Aby wzmocnić swoją kandydaturę, obecny prezydent mianował zorientowanego w sprawach zagranicznych Cheneya. Lewica nie omieszka przypomnieć, że w efekcie, zamiast walczyć z Al-Kaidą, administracja zrealizowała wieloletnie marzenia konserwatystów o podboju Iraku. Doświadczenie niekoniecznie idzie w parze ze zdrowym rozsądkiem. Poza tym spora część elektoratu ma dość zawodowych polityków uwikłanych w wewnątrzwaszyngtońskie układy i poszukuje nowych twarzy. W tej grupie wyborców stosunkowo krótka senacka kariera Edwardsa może mu wyjść na dobre: otarł się o wielką politykę (zasiadał w Komisji do spraw Wywiadu), ale nie zdążył ubrudzić rąk.

Obóz Busha zarzuca Edwardsowi, że przed zdobyciem fotela w izbie wyższej zbił majątek na procesach sądowych jako adwokat. W Ameryce prawnicy są najmniej popularną grupą zawodową. Mają tak złą opinię, że tylko pięć procent obywateli chce, aby ich dzieci wykonywały najbardziej popłatną profesję. O niechęci do prawników świadczą nie tylko dane statystyczne, ale również oklepane dowcipy: “Jak się nazywa tysiąc zakutych w kajdany adwokatów na dnie oceanu? - Dobry początek!". Niechęć jest tak silna, że przekracza granice doczesności. Respondenci sondażu Gallupa, którym zadano pytanie “jaki zawód ma najliczniejszą reprezentację w piekle?", orzekli, że obok polityków i duchownych, najczęściej wędrują tam właśnie słudzy Temidy.
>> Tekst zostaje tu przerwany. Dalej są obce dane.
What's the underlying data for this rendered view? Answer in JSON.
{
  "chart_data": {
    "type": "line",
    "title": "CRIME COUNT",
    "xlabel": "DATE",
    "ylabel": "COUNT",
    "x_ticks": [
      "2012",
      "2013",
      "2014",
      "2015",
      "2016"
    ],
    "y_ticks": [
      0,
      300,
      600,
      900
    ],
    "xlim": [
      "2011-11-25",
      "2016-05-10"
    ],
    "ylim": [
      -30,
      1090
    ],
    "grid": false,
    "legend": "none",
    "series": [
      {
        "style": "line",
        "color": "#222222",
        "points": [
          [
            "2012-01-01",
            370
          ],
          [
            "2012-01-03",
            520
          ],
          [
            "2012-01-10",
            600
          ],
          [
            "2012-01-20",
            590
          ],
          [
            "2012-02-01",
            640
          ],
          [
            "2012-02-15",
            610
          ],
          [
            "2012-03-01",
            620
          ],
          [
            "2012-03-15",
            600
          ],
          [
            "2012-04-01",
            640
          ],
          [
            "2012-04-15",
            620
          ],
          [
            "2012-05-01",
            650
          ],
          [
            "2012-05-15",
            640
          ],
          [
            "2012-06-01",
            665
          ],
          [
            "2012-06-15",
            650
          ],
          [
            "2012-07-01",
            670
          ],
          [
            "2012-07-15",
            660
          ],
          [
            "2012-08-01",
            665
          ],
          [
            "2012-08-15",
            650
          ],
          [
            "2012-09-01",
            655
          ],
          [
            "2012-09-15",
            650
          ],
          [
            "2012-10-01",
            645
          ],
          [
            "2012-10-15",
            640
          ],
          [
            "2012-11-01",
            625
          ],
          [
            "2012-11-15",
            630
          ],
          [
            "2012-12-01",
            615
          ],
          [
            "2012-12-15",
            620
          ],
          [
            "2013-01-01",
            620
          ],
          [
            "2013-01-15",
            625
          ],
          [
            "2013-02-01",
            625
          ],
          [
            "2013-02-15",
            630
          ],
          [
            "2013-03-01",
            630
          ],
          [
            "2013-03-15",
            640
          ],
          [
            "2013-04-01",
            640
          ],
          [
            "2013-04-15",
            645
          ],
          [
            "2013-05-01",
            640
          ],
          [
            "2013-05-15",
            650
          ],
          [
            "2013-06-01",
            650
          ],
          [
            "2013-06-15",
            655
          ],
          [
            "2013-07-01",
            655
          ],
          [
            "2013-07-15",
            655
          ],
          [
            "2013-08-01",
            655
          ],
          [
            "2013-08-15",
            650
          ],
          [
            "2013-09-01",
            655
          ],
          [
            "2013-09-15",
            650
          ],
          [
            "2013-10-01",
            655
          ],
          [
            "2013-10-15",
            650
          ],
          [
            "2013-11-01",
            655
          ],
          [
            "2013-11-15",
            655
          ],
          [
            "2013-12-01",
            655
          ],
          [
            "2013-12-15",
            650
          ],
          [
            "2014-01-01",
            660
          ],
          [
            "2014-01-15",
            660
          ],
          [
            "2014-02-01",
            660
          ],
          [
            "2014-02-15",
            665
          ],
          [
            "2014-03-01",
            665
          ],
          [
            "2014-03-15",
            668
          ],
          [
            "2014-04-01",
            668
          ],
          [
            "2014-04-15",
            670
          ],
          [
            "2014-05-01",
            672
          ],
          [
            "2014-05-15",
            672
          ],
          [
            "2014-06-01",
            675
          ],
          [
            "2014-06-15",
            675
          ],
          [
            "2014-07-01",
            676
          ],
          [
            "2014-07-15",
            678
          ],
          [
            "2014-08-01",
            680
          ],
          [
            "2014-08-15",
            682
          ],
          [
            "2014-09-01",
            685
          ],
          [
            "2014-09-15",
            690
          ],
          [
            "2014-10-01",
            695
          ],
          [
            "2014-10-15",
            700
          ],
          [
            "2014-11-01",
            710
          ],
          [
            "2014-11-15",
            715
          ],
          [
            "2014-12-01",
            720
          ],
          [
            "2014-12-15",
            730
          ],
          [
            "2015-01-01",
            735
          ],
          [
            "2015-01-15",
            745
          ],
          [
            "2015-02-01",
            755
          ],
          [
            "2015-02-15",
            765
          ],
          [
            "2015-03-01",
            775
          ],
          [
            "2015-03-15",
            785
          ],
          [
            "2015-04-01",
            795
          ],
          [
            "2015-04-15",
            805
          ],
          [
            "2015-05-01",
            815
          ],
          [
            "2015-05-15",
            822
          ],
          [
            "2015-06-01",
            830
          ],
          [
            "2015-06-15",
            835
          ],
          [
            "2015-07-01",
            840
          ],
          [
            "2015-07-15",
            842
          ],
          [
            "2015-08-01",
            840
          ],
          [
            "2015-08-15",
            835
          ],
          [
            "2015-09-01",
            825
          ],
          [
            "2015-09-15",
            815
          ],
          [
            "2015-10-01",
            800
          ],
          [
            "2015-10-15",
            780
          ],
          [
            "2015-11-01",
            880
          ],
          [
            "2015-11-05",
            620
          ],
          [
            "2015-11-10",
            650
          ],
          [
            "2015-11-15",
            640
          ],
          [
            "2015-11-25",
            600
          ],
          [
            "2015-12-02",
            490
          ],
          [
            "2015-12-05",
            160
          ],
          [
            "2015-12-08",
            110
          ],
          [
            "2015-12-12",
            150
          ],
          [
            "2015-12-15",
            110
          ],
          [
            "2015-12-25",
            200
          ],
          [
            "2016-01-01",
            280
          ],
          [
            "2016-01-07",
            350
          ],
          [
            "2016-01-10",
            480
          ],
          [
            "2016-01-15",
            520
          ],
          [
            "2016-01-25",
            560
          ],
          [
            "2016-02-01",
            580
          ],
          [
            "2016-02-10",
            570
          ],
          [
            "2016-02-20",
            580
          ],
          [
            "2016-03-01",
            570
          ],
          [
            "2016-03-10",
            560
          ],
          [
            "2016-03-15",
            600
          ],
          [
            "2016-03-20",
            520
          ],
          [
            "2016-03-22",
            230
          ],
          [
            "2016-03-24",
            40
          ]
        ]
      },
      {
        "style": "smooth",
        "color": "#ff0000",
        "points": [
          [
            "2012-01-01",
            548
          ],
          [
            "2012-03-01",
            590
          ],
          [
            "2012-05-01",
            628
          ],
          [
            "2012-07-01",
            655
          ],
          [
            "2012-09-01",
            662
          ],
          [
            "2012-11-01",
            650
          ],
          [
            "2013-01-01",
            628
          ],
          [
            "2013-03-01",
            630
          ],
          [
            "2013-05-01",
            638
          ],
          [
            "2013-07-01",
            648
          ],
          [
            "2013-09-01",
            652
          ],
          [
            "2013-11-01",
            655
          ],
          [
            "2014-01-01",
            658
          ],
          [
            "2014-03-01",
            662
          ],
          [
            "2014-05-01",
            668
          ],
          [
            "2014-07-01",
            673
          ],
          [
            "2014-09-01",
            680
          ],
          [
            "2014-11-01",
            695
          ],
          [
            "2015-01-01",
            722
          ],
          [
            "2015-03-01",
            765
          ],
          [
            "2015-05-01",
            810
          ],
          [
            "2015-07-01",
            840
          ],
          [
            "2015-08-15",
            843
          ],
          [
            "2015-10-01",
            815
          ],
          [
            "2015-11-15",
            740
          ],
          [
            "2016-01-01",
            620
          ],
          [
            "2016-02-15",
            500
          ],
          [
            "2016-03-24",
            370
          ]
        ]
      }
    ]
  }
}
Co gorsza - podkreślają prawicowi komentatorzy - Edwards był tak zwanym “tropicielem karetek" (“ambulans chaser"), czyli specjalizował się w pozwach o odszkodowania za błędy w sztuce lekarskiej. Czy rzeczywiście: co gorsza? Być może zawodowa przeszłość zaszkodzi mu wśród lekarzy i wielkich korporacji, które również skarżył, ale jedno i drugie lobby zdecydowanie optuje za Bushem. Natomiast jeśli chodzi o średniozamożnych Amerykanów, sądowe sukcesy znakomicie uzupełnią image chłopaka z małego miasteczka na południu USA, który o własnych siłach zrobił karierę, po czym poświęcił się walce o prawa klienta. Wspomagał słabszych przeciw systemowi opartemu na darwinowskiej selekcji naturalnej, gdzie miarą pozycji w “hierarchii dziobania" są nie kły i pazury, lecz stan konta bankowego.

"Jestem jednym z was"

Demokraci zacierają również ręce na myśl o wiceprezydenckich debatach. Sztuka oratorska amerykańskich jurystów nie ogranicza się do żonglerki sylogizmami, muszą również odwoływać się do emocji ławników. Edwards poza umiejętnością celnego formułowania myśli, błyskotliwego zbijania argumentów przeciwnika i grania na uczuciach publiczności ma jeszcze ogromny urok osobisty. Nie bez kozery magazyn “People" uznał go za najseksowniejszego amerykańskiego polityka.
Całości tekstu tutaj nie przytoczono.